В тот же вечер Гартман, больше похожий на английского денди, чем на русского нигилиста, простился с Соней и в сопровождении Михайлова отправился на вокзал. Иохельсон должен был ждать его в вагоне.
Перед тем как Иохельсон вышел из дому, Михайлов отобрал у него прописанный вид на жительство, вручил ему новый, приготовленный специально для дороги, и сказал, указывая на Соню:
– Помни, сейчас ты должен особенно беречь свою квартиру.
Вступив в «Народную волю», Соня не прекратила дружеских отношений с чернопередельцами. У одного из них она как-то встретилась с Ковальской. Они обрадовались друг другу, вспомнили прошлое, общих друзей, но, как только заговорили о настоящем, разговор сразу увял. Соня была членом «Народной воли», Елизавета Ивановна – «Черного передела», и это помимо их воли стало между ними стеной.
Тут же был Плеханов. Он пришел, чтобы продолжить с Желябовым все тот же нескончаемый спор. Желябов опоздал. Плеханов стал отпускать по этому поводу какие-то шутки. Соню оскорбил его тон. У нее было такое чувство, будто ее собственная семья разбивается. Она подняла на Плеханова глаза, полные укора, взяла со стола книгу и стала читать.
Пришел Желябов, и начался «словесный бой». Соня жаждала услышать что-нибудь новое, увидеть какой-то выход. Но нет! Опять повторялись те же мысли: индивидуальный террор противопоставлялся работе в народе, политический переворот – социалистической революции.

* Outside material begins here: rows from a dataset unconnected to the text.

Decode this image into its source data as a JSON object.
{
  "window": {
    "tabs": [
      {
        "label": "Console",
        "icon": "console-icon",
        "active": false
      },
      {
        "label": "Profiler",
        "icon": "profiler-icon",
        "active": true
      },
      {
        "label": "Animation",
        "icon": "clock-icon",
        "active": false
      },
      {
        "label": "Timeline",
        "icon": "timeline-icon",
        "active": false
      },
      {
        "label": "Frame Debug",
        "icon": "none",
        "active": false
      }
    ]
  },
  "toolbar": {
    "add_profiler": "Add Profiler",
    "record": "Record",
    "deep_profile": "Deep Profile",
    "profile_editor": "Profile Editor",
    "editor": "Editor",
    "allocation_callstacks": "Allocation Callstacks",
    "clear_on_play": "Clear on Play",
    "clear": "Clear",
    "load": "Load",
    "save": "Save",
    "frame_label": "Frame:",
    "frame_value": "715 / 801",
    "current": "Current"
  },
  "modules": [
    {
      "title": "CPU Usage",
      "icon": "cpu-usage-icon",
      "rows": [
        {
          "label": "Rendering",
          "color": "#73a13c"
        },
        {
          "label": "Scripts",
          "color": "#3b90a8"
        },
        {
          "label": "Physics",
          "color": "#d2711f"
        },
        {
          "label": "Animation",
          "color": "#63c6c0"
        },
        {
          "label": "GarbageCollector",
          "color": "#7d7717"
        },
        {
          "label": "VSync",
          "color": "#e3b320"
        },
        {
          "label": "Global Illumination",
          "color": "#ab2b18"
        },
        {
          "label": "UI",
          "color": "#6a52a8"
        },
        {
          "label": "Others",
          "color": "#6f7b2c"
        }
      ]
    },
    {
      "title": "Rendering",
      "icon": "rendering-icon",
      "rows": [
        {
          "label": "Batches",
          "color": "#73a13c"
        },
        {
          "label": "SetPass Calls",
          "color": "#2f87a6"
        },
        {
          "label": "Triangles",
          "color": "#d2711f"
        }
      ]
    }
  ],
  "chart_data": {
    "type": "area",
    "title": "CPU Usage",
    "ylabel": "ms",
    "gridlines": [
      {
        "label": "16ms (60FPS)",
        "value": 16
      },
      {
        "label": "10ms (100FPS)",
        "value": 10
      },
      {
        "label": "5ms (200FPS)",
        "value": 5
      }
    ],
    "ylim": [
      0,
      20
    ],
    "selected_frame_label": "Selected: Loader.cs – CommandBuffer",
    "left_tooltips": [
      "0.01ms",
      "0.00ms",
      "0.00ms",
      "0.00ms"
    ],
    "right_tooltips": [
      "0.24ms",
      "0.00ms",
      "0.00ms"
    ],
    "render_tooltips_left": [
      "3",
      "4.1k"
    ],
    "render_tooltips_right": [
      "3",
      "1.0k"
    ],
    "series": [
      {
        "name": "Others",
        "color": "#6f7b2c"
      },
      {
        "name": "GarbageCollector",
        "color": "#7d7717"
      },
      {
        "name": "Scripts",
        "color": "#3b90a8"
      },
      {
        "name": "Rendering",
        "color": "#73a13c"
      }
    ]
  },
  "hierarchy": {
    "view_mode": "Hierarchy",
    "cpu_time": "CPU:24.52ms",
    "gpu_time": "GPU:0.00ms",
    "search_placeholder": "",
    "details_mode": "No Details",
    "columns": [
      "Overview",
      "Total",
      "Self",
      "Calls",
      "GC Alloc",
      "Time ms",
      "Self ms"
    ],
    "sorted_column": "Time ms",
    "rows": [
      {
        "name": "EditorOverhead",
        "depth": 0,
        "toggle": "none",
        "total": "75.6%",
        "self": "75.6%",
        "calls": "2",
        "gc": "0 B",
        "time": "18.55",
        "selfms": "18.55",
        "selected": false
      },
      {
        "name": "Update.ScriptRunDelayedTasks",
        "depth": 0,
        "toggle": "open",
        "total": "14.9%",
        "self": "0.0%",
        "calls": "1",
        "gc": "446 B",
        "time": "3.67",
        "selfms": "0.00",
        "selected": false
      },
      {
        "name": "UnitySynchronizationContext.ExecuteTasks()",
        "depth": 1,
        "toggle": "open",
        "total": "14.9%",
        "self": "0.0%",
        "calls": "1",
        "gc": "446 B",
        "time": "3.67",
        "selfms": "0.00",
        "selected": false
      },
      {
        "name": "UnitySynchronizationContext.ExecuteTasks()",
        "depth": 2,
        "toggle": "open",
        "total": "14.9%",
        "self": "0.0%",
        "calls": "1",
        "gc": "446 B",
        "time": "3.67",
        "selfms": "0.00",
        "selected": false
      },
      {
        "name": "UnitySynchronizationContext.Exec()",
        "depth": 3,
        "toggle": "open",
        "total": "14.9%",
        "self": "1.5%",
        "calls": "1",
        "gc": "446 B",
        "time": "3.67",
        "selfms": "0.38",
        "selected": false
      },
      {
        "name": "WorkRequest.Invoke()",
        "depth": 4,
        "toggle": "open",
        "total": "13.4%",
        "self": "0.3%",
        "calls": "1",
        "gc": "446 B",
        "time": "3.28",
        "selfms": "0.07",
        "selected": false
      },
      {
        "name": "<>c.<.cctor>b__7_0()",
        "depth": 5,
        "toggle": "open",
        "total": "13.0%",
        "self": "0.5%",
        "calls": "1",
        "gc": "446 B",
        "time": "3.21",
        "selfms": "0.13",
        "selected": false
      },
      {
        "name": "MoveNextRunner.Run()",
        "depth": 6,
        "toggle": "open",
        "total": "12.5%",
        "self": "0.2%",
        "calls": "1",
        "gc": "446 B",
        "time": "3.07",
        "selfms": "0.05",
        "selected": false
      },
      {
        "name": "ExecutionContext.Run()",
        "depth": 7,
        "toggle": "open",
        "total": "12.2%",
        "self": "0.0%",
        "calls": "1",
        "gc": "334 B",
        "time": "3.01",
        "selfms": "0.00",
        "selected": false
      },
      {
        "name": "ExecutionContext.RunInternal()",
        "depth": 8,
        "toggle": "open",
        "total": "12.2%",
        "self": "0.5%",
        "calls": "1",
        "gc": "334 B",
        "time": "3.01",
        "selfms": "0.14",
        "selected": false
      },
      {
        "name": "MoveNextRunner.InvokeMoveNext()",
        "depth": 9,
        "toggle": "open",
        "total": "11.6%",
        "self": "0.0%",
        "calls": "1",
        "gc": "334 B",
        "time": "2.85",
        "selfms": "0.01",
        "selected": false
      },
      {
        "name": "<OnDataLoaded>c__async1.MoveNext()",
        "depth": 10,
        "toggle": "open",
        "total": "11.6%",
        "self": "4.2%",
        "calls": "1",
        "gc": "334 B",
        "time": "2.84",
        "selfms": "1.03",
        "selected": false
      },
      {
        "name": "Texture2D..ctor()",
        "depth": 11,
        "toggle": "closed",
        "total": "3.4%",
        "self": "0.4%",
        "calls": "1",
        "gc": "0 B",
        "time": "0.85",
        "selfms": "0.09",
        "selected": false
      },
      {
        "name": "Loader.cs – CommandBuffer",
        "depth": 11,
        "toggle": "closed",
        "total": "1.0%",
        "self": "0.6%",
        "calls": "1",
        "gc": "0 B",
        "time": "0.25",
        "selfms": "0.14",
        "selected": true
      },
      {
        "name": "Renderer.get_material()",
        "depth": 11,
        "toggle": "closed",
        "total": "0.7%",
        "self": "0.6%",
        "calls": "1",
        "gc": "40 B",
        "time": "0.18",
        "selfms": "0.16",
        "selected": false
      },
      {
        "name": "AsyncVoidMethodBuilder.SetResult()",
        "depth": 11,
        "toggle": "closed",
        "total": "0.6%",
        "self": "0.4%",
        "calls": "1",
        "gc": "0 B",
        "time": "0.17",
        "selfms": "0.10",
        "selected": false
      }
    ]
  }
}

Заколдованный круг оставался заколдованным кругом.
Перед уходом Соня подошла к Ковальской и спросила ее вполголоса:
– Когда вас можно увидеть одну?
В маленьком ресторане, наполненном учащимися, шум, гам, суета. Соня и Ковальская устроились за отдельным столиком.
– Я позвала вас сюда, – сказала Соня вполголоса, – потому что мне очень хочется перетащить нас к нам.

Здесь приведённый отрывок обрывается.